Purtroppo da allora l’essenziale flusso creditizio da banche a PMI non si è più risollevato. Ecco la situazione all’anno scorso riassunta dai dati di Bankitalia elaborati dal centro studi CGIA:

- il 10% d’imprese che costituisce le grandi aziende italiane beneficia dell’80% dei crediti bancari totali. Alle PMI, che sono oltre mille volte più numerose, va il rimanente 20%.

- questo 10% di ‘grandi’ e meglio finanziate imprese non è affatto un esemplare di affidabilità creditizia, al contrario: sono le responsabili dell’81% delle insolvenze bancarie nazionali, cioè quell’oceano di cediti ‘marci’ che fanno delle banche italiane le più a rischio oggi al mondo. Eppure le banche continuano a negare crediti più alle PMI che alle ‘grandi’.
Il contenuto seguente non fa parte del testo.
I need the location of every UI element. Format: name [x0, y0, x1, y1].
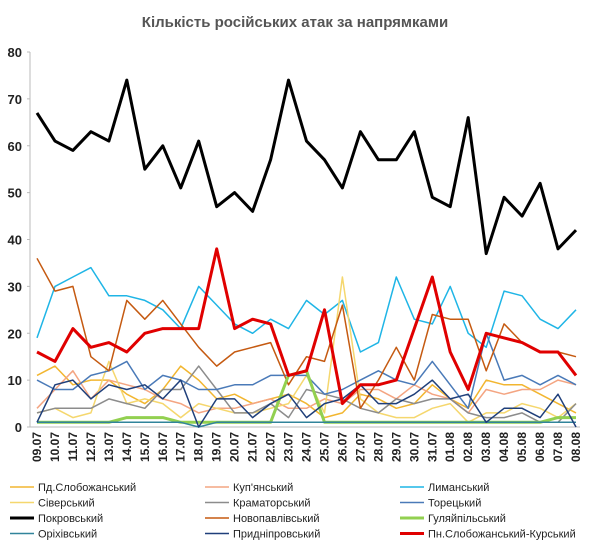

- c’è stata una lieve ripresa della fiducia e quindi dell’erogazione di crediti da parte delle banche, che si è materializzata in un +0,3% in media in Italia dal 2016 al 2017. Ma anche qui l’ingiustizia è palese: all’interno di quella misera crescita, alle imprese medio-grandi va lo 0,6% mentre le piccole e micro imprese continuano a soffrire di sempre meno crediti.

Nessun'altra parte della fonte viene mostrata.